5 Explaining models’ output
When a data-based product is produced, questions regarding its logic of operation often arise. A Data Scientist has to explain complex machine learning models in such a way as to make it clear for people with no technical background.
Questions are asked about the elements that the operation of the model comprises, the most important data considered, its effect, the scale of interrelations as well as the methods of verification of the correctness of the model. A Data Scientist should be capable of explaining the model, the methods of its validation and which of the data used within the model played a crucial role in the given undertaking.
6 The simpler, the better
Sometimes, our interlocutors are surprised to hear this. Even though we have all the intellectual achievements of humankind at our disposal, it is often preferable to use data analysis solutions that are based on simple and explicable rules, which are fast and use as little computing power as possible.
There has been a growing urge to use the most complex and computing power-hungry solutions and yet, a Data Scientist should always strive to minimize the computing time within the product, reducing the memory use, simplifying the models, and reducing the amount of data required. It is easier to manage a simple model and it is also easier to understand its operation.
Needless to say, there are certain solutions where effectiveness is all that counts and where the heaviest guns from the machine learning arsenal are deployed but there are many solutions that are appreciated for their explicability and simplicity of operation.
7 Searching for synergy
This phenomenon may be a novelty for less experienced Data Scientists. Most often, it occurs at higher levels of one’s career, e.g. at the managerial or executive level. It refers to the ability to search for connections among machine learning solutions.
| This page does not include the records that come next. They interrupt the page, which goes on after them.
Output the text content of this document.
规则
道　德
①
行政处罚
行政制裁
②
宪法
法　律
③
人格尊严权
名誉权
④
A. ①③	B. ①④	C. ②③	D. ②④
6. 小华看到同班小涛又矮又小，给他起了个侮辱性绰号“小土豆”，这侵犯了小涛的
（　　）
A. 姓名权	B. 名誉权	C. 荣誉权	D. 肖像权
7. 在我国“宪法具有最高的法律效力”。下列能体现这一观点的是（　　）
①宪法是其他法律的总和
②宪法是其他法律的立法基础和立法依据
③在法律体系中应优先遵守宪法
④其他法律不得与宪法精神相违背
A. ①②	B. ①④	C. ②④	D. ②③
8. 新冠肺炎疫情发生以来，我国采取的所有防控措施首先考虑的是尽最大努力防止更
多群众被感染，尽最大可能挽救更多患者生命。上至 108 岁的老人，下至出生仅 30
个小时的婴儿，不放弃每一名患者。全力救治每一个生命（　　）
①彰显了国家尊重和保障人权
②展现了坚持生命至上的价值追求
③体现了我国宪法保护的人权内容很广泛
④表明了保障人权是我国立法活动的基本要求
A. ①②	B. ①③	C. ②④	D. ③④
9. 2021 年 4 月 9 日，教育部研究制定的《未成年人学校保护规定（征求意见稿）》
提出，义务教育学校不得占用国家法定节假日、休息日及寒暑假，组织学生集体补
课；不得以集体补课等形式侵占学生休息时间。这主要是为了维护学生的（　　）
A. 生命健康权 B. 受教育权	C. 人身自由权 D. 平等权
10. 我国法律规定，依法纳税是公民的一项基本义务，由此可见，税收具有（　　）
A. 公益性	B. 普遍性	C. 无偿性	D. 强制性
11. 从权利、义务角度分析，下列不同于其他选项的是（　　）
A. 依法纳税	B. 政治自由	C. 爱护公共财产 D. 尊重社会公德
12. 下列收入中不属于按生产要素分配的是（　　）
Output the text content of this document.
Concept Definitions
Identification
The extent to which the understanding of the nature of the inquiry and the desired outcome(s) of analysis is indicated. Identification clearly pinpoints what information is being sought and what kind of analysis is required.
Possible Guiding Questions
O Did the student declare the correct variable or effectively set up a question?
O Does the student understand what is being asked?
Attempts at deploying a tool created by one team for the purpose of other projects that another team is working on.
Quite frequently, the goal is to find solutions and applications which allow killing two birds with one stone. Sometimes, a Data Scientist focuses exclusively on improving a single tool he has been working on. However, in some cases, it is necessary to look at data-based products from a wider perspective, where connections between projects and developed tools are sought so that the potential of already developed solutions can be used to their fullest.